Eu ri da situação e ele me acompanhou na graça. Falamos sobre mais algumas coisas durante um tempo. Eu pedi licença e falei que precisava ir ao banheiro. No banheiro, me olho no espelho e me pego com um sorriso de lado ao lembrar-se de como ele fala. Coço a cabeça, confusa, pois isso nunca tinha acontecido. Ele é muito especial. E eu sinto nele uma melancolia que precisa acabar. E eu posso acabar com ela. Porém preciso deixá-lo no ápice da alegria, para não ser doloroso. Vou pensar em algo enquanto conversamos mais. Não, não dá pra acabar com a noite agora. Eu voltei para o balcão e estava começando a tocar Dream. Música perfeita para o fim perfeito de um rapaz especial.

- Nossa, como eu amo essa música. É a minha favorita do Fleetwood Mac. Vamos dançar! – disse, já puxando-lhe pela mão.

Eu passei meus braços envolta de seu pescoço e recostei a minha cabeça em seu peito. Senti-o puxando o aroma do meu perfume para si e sorri de lado. Ele é especial. Eu decidi que estava na hora de encerrar logo essa noite. Logo ele começa a cantarolar – Thunder only happens when it's rainning. – Automaticamente levei meu olhar até o dele e continuei – Lovers only Love when they're playing. – e ao ver o brilho naqueles olhos, sorri de canto. Então eu percebo que ele está tentando aproximar mais os nossos rostos já tão próximos, eu delicadamente viro para o outro lado.

- Não se afobe, menino. Já lhe disse que sou outro tipo de garota. Tudo está perfeito, mas não passará disso. Não aqui. Não hoje.

Então, com um sorriso curto, recosto novamente a cabeça em seu peito. Sinto os lábios dele encostado-se à minha cabeça. Não mais tinha certeza se queria acabar com a noite 240. Estava tudo tão natural. Pela primeira vez em toda a minha longa vida me senti um pouco humana. Agora estava tocando Little LessConversatio, mas a gente continuava em um ritmo lento. De repente ele inclina a cabeça para me olhar.
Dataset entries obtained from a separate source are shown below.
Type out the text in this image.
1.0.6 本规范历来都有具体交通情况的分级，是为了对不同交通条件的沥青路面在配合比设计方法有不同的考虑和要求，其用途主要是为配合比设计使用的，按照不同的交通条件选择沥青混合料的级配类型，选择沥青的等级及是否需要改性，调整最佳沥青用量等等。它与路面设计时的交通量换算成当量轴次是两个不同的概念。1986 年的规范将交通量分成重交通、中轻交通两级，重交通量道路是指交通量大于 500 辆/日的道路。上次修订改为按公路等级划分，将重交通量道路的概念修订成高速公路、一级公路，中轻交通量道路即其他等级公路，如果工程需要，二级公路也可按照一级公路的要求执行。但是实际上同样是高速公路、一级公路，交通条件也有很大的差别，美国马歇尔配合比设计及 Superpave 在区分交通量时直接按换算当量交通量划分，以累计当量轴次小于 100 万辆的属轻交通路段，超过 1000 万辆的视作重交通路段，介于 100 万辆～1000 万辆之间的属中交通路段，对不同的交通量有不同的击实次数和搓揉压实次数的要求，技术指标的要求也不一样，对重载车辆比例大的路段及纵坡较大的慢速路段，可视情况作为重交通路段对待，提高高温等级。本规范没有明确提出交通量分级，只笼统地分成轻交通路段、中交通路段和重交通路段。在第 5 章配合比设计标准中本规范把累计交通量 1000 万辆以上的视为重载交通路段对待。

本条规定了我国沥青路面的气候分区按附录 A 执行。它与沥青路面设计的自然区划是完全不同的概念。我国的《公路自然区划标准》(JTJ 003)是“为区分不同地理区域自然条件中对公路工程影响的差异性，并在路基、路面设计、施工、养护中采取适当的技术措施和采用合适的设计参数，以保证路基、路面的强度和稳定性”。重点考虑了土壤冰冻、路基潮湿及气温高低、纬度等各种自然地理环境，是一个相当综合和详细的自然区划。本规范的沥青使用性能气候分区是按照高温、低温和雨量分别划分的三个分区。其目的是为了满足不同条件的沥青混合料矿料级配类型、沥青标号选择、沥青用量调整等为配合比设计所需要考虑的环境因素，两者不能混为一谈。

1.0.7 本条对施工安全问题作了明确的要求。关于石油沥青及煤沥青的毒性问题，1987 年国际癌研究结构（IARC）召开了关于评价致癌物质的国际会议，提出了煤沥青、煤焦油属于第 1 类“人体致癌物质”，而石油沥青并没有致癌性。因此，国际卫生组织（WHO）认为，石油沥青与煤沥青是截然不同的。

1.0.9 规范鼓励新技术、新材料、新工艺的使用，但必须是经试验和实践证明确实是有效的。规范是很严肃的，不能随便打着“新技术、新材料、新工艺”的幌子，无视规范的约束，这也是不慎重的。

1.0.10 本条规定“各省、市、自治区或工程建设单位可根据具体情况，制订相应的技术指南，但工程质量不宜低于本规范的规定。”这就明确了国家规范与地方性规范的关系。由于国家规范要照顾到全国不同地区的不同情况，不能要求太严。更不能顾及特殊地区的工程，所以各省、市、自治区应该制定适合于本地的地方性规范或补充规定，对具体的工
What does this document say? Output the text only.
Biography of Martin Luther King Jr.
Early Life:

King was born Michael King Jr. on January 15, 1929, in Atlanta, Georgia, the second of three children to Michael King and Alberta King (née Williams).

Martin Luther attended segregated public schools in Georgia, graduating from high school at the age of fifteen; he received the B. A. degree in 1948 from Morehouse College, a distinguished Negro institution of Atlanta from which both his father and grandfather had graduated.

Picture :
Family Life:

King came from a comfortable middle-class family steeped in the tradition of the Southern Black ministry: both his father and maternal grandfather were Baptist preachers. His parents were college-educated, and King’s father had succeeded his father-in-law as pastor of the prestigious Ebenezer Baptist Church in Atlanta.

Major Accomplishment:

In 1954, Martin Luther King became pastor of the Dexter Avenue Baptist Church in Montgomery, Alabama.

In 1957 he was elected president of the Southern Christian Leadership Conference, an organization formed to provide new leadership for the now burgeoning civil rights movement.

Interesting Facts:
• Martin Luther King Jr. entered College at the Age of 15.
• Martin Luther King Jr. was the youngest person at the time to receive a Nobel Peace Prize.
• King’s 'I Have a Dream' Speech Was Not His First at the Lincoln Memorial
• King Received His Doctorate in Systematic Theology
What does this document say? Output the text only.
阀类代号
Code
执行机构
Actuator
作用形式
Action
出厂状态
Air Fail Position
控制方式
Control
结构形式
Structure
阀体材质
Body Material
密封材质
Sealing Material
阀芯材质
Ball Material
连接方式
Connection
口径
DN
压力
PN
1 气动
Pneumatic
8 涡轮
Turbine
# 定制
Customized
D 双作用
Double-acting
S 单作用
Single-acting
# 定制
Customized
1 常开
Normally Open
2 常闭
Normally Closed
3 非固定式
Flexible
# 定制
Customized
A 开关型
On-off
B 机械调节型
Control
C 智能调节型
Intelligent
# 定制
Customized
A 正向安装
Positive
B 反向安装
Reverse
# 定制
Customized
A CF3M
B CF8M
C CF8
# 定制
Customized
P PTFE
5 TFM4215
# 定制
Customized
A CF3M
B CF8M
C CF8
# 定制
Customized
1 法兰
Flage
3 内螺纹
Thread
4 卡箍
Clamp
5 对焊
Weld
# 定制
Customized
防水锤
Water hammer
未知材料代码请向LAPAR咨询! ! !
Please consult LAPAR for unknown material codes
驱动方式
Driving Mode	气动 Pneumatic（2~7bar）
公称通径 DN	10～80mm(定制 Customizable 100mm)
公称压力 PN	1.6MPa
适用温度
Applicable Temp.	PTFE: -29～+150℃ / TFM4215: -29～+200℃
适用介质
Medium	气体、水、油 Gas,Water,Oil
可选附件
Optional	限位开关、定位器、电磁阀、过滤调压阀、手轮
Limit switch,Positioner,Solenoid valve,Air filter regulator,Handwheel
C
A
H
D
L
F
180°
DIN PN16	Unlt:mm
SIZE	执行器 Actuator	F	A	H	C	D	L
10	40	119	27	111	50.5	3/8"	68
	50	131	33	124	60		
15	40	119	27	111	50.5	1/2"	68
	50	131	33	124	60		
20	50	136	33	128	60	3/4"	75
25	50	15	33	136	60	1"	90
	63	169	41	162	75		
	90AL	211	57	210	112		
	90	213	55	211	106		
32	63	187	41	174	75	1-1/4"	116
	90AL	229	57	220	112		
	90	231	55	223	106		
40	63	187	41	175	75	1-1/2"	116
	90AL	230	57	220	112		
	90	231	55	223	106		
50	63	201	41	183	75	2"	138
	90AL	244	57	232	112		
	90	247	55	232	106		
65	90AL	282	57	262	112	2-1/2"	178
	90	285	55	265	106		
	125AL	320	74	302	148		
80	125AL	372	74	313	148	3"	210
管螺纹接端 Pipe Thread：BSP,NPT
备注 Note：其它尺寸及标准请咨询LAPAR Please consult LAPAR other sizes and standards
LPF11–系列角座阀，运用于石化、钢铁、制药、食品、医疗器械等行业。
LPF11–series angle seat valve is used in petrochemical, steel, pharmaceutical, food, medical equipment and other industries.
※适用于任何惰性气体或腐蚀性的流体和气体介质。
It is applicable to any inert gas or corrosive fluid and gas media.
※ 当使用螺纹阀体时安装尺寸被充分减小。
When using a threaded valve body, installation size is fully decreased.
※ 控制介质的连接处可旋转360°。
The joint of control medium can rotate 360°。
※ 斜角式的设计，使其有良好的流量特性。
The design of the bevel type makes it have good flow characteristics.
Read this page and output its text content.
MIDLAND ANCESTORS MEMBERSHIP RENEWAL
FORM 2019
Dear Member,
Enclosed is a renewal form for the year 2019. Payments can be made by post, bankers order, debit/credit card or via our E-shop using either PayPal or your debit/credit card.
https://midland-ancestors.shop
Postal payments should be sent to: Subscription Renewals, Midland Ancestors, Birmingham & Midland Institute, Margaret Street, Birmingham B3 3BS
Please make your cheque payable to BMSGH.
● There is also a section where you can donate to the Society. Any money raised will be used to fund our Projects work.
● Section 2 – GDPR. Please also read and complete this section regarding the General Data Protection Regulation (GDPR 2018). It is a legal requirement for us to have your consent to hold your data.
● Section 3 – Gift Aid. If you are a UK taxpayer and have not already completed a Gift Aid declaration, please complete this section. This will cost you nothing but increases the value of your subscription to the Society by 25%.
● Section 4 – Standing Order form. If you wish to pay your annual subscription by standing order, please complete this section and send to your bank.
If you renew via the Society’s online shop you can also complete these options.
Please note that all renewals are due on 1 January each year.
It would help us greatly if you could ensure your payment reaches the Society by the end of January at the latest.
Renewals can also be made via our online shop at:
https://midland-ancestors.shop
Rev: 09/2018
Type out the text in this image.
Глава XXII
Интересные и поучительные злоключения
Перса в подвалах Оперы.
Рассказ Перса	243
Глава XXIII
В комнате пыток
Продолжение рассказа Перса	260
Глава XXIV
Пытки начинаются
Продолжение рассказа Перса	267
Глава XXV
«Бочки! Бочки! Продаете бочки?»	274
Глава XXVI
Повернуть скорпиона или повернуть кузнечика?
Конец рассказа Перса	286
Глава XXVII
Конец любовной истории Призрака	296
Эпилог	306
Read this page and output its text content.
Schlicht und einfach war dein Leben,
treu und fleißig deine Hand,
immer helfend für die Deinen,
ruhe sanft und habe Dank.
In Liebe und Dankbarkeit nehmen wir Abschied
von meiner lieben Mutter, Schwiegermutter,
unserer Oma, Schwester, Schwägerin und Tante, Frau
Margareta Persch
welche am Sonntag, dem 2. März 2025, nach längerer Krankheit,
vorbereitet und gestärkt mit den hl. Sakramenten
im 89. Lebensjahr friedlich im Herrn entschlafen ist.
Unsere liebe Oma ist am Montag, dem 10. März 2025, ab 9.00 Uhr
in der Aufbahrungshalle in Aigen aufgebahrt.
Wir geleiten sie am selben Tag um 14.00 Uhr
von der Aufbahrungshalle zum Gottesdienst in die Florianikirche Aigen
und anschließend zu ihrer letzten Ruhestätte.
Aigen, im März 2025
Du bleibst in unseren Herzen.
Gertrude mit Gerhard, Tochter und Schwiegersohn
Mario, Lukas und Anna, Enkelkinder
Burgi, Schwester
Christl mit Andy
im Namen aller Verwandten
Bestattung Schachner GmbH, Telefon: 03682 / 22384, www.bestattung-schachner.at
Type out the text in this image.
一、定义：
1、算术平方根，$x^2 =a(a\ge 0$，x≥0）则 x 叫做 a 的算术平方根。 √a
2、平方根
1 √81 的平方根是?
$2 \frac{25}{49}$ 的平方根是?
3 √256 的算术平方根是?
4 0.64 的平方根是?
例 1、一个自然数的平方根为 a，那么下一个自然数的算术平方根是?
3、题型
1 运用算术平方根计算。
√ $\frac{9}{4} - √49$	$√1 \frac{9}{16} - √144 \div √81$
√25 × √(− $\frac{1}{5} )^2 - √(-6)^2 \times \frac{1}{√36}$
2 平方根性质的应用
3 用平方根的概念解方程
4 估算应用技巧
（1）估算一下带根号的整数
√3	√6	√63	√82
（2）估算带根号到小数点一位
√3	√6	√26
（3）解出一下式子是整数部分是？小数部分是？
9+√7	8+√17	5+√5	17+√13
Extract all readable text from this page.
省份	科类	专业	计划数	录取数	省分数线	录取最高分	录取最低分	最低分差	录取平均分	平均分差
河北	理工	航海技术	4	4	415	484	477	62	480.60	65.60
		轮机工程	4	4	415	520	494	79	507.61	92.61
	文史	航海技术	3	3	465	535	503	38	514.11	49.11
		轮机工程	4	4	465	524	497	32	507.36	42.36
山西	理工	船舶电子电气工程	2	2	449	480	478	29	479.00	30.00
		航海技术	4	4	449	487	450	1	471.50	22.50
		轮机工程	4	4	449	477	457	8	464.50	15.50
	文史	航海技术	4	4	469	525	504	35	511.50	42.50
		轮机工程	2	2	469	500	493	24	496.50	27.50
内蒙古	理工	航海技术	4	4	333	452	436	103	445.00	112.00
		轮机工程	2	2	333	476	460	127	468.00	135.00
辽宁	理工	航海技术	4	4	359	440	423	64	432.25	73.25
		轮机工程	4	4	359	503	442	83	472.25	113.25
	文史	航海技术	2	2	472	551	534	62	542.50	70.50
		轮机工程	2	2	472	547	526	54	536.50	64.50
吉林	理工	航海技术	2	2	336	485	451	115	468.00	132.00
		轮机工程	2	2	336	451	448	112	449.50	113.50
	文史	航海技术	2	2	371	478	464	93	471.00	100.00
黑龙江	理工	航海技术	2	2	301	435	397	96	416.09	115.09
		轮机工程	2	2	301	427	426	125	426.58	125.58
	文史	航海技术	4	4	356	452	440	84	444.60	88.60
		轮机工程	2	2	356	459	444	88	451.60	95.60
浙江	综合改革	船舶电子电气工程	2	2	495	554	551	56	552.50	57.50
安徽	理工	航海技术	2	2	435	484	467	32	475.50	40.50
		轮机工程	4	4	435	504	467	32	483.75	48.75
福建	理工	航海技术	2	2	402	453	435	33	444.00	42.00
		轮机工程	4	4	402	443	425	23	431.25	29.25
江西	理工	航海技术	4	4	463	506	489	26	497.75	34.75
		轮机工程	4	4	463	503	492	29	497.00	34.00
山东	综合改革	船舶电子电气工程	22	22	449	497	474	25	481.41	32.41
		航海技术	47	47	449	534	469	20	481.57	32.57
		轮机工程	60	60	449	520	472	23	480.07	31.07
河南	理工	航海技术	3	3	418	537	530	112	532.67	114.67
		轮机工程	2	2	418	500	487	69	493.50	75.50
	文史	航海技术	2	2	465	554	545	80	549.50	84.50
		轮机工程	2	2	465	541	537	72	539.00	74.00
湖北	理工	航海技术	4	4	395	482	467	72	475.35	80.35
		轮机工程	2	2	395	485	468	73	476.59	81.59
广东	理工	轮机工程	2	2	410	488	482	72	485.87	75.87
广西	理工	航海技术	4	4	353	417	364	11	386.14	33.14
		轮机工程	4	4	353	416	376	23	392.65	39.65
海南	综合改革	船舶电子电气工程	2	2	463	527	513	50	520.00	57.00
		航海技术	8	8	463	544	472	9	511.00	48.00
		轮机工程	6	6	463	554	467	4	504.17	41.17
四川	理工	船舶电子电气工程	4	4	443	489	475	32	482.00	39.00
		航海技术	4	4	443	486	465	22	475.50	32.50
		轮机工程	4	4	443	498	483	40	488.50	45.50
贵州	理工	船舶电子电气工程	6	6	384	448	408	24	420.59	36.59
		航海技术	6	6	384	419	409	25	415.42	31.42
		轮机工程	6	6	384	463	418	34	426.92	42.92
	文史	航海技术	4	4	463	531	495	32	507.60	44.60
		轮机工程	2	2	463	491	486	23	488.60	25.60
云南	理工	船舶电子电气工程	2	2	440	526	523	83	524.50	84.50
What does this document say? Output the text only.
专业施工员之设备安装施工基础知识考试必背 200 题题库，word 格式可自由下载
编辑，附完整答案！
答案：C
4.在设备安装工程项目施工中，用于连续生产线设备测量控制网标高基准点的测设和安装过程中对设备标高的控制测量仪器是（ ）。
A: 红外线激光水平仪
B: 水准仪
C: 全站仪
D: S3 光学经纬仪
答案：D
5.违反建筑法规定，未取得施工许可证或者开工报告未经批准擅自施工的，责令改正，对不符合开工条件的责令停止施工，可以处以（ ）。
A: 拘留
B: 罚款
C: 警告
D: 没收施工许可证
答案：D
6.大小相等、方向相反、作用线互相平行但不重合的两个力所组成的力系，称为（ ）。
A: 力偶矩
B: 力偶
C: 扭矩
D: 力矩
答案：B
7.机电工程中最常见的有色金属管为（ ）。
- Acho que estamos no ritmo errado para se dançar Elvis - disse ele ao pé do meu ouvido.

- Nossa, nem percebi que música estava tocando. Estava tão bom que simplesmente me perdi em meus pensamentos.
 
- Por mim eu continuaria assim com você pelo resto da noite, mas tenho medo que acabemos tomando alguma cotovelada.

Voltamos ao bar e decidimos beber mais uma cerveja. Falamos mais sobre música, cinema, literatura. Até sobre política. Os amigos dele se aproximaram e o chamaram para ir embora. Por um segundo pensei que eu havia colocado tudo a perder por ter demorado tanto. Mas ele olhou para os amigos e falou que iria ficar mais e que arranjaria um jeito de voltar para cara. Uffa! Olhando para o rosto cansado do garçom percebo que já se passará muito tempo. As luzes do bar se acenderam. Era hora de partir.

 Ele se ofereceu para me acompanhar até o carro. Que carro? Sou uma amante de longas caminhadas. Uma característica forte da maioria de nós. Mas lembrei que há um ponto em um lateral, bem em frente a um lago que fica nos fundos do bar. O sol iria nascer contra ele.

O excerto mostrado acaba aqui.